STATO SOCIALE

Piano casa, ci vorrebbe un Fanfani.
Solo in Piemonte ne servono 30mila

L'allarme dei sindacati che chiedono una revisione delle legge regionale del 2010 e un nuovo progetto di edilizia popolare. Ma mancano le risorse anche per mettere a posto gli alloggi che già ci sono: 4mila attendono solo di essere messi a norma e assegnati

Ci vorrebbe un altro Piano Fanfani. Nel solo Piemonte servirebbero almeno 30mila alloggi secondo i sindacati che invocano “un nuovo welfare dell’abitare”. È passato mezzo secolo da quel mastodontico progetto che, tra il 1949 e il 1962, diede un alloggio a 350mila famiglie, molte delle quali prima di trasferirsi nelle nuove case popolari abitavano in cantine, grotte, baracche o sottoscala. Certo, oggi non siamo in quella stessa situazione, ma quella che appare al momento una necessità presto potrebbe trasformarsi in una emergenza. “La questione casa sta esplodendo come grave problema sociale” afferma Davide Masera, segretario regionale Sunia, insieme agli altri sindacati inquilini, a Cgil, Cisl e Uil, durante un convegno in Atc (Agenzia territoriale per la casa), dove le organizzazioni hanno presentato la loro proposta di riforma della legge regionale risalente al 2010.

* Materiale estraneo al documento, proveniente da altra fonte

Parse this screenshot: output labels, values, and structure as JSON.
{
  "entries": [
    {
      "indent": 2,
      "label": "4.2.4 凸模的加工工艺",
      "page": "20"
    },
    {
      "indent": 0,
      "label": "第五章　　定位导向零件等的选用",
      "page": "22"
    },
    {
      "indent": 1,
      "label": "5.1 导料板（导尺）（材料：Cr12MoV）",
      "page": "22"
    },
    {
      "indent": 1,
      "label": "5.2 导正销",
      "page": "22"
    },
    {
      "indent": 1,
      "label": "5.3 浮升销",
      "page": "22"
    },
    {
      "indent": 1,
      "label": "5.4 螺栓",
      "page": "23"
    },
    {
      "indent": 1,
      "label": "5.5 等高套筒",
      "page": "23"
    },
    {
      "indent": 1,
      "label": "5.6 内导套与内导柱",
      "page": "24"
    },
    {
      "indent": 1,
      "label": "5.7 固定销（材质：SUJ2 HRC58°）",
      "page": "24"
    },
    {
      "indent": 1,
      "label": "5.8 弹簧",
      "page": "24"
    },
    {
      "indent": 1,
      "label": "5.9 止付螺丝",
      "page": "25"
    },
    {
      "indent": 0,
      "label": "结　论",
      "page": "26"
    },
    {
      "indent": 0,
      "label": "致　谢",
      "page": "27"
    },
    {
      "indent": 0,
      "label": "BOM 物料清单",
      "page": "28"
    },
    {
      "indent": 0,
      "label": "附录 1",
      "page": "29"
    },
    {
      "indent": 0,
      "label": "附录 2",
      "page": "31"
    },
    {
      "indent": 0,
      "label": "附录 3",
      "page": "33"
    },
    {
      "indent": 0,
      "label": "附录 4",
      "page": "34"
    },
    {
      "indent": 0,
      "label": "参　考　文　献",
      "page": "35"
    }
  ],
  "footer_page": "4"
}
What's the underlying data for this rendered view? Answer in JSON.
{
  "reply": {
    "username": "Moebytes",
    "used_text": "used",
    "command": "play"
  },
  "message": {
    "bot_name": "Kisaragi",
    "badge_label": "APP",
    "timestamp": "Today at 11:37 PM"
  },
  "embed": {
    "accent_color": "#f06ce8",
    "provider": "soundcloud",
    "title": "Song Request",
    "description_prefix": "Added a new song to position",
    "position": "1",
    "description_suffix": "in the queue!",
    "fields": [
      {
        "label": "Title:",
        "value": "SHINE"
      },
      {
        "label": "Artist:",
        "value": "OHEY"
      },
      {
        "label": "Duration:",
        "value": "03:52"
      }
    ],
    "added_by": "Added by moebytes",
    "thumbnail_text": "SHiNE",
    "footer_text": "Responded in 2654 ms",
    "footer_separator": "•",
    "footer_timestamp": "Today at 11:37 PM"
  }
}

Per i sindacati la risposta ai bisogni abitativi è “più risorse, riqualificazioni, no a ulteriore consumo di suolo e alla svendita del patrimonio pubblico, aumento dell’offerta di edilizia pubblica anche per andare incontro a una fascia grigia in continua crescita, con reddito troppo alto per accedere all’edilizia residenziale pubblica, ma che non ce la fa più a pagare i canoni nel mercato privato”.

C’è poi il tema delle manutenzioni, “con 4mila alloggi vuoti attualmente non assegnabili”. Anche per il presidente Atc Emilio Bolla “la modifica della legge 3/2010 potrebbe essere l’occasione per valutare l’opportunità di prevedere la possibilità di utilizzo di una porzione del patrimonio di edilizia pubblica, soprattutto di piccole dimensioni, per particolari categorie con apposite graduatorie, per rispondere alla domanda crescente in questi ambiti”. Dati che stupiscono soprattutto se letti assieme a quello degli alloggi sfitti nella sola Torino. Sono 50mila secondo una stima data l’anno scorso dall’assessore al Welfare del Comune Jacopo Rosatelli. Si tratta del 15% del totale.

A rispondere è l’assessora Chiara Caucino che, dicendosi d’accordo sui principi, sottolinea che “bisogna entrare nel concreto. L’edilizia residenziale pubblica – dice – deve rispondere alle fragilità e non lo sta facendo in modo ottimale perché non è presente l'integrazione dei sevizi. Bisogna non solo dare una casa alla persona fragile, ma accompagnarla sotto tutti gli aspetti della vita. È un dato di fatto - conclude - che non ci siano case popolari sufficienti e concordo che a livello nazionale serva un piano casa serio. Iniziamo a ragionare su questo e sulle manutenzioni”.